Kant disait : « Nous ne voyons pas le monde tel qu'il est mais tel que nous sommes. » Serais-je donc moi-même en fin de parcours ? Voilà qui n'est pas optimiste !
Mais, loin de moi à vouloir "jouer" les pessimistes. Quoique. Comme nous le confiait Hu Shi : « Les plus pessimistes d’aujourd’hui ont été les plus optimistes d’autrefois. Ils poursuivaient de vaines illusions. L’échec les a découragés. »
De là à culpabiliser, tel Saint-Augustin, quand il avouait : « Male vixi ex me », (j'ai mal vécu de moi), il n'y a qu'un pas qu'il faut surtout ne pas franchir. Mais, bon, il se rattrape : « J’ai vécu ma vie en quête du changement, j’ai apporté une nouvelle orientation à mon existence, j’ai changé le « rapport à soi », pour aboutir à une transformation du « vivre soi ».
Voilà qui nous change des trois mots de vocabulaire émanant de débiles - peuplant les téléréalités ou autres sous-magazines "pipole" du service public ou des chaînes privées, sans omettre les journaleux et pseudo-experts qui mentent comme ils respirent - s'imaginant à la fois être le centre de l'univers et avoir toujours raison et, dans ce dernier cas, ignorant Kant qui leur rappellerait : « qu'on mesure l'intelligence d'un individu à la quantité d'incertitudes qu'il est capable de supporter. »

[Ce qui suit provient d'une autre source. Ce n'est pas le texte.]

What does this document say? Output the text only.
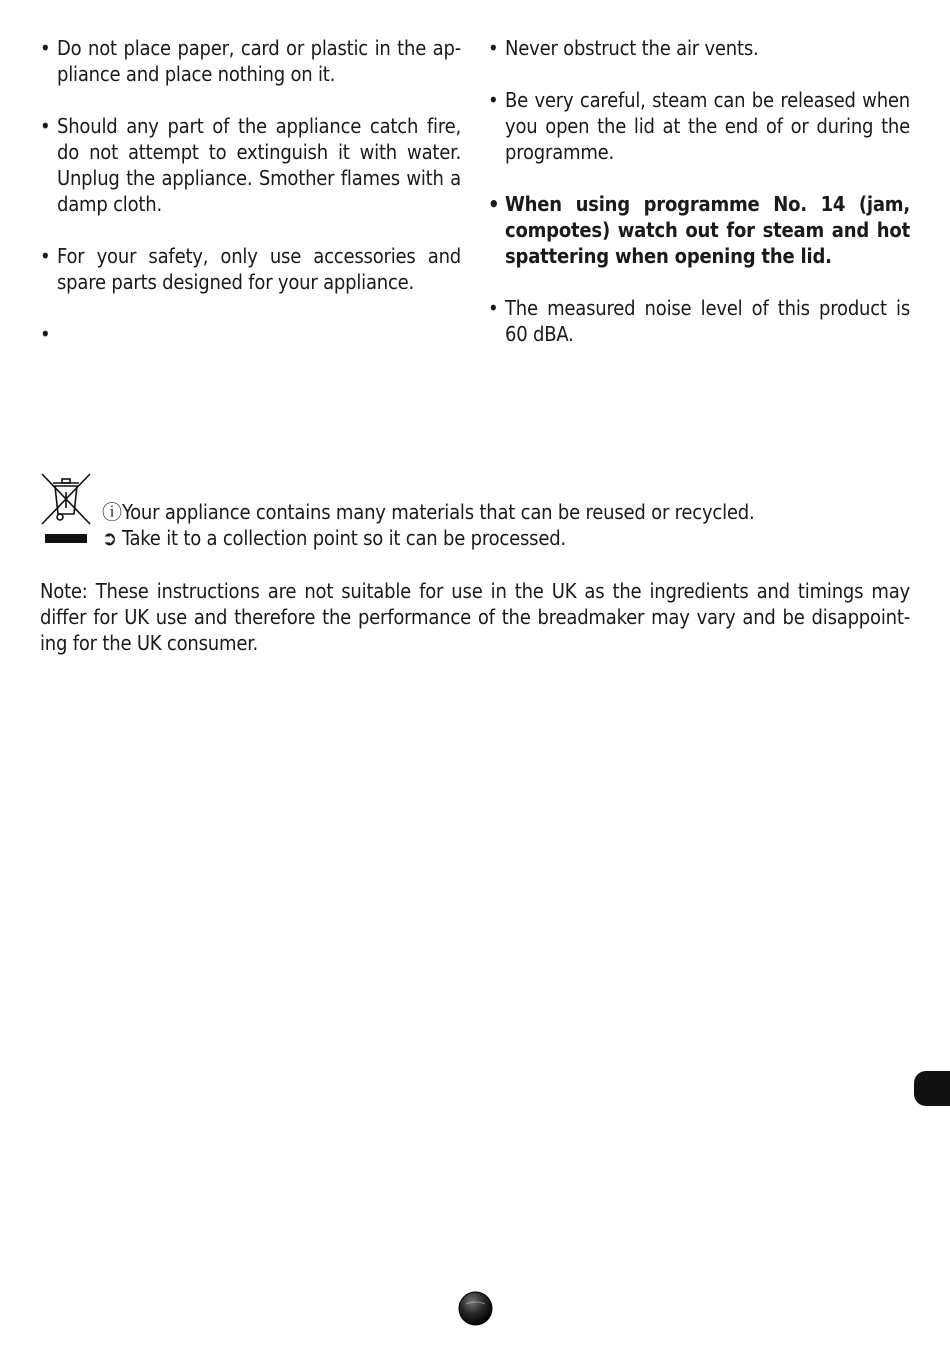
• Do not place paper, card or plastic in the ap-pliance and place nothing on it.

• Should any part of the appliance catch fire, do not attempt to extinguish it with water. Unplug the appliance. Smother flames with a damp cloth.

• For your safety, only use accessories and spare parts designed for your appliance.

•

• Never obstruct the air vents.

• Be very careful, steam can be released when you open the lid at the end of or during the programme.

• When using programme No. 14 (jam, compotes) watch out for steam and hot spattering when opening the lid.

• The measured noise level of this product is 60 dBA.

ⓘYour appliance contains many materials that can be reused or recycled.
➲ Take it to a collection point so it can be processed.

Note: These instructions are not suitable for use in the UK as the ingredients and timings may differ for UK use and therefore the performance of the breadmaker may vary and be disappoint-ing for the UK consumer.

Revenons à Saint-Augustin, qui verra le jour bien après Socrate, sinon ce dernier l'eût possiblement éreinté avec ceci : « Ne plus savoir ce que l’on dit, ne plus savoir ce que l’on fait, ne peux plus penser, les mots n’ont plus de signification. » C'eût été quelque peu féroce pour le philosophe et théologien chrétien romain aux origines berbères.
« Le langage est impuissant à exprimer tous mes déboires. » Sergiu Celibidache a-t-il lu Socrate ? Peut-être. Ce qui n'a rien de surprenant de la part de l'un des plus grands chefs d'orchestre de tous les temps, mathématicien et philosophe à ses heures, encore controversé aujourd'hui.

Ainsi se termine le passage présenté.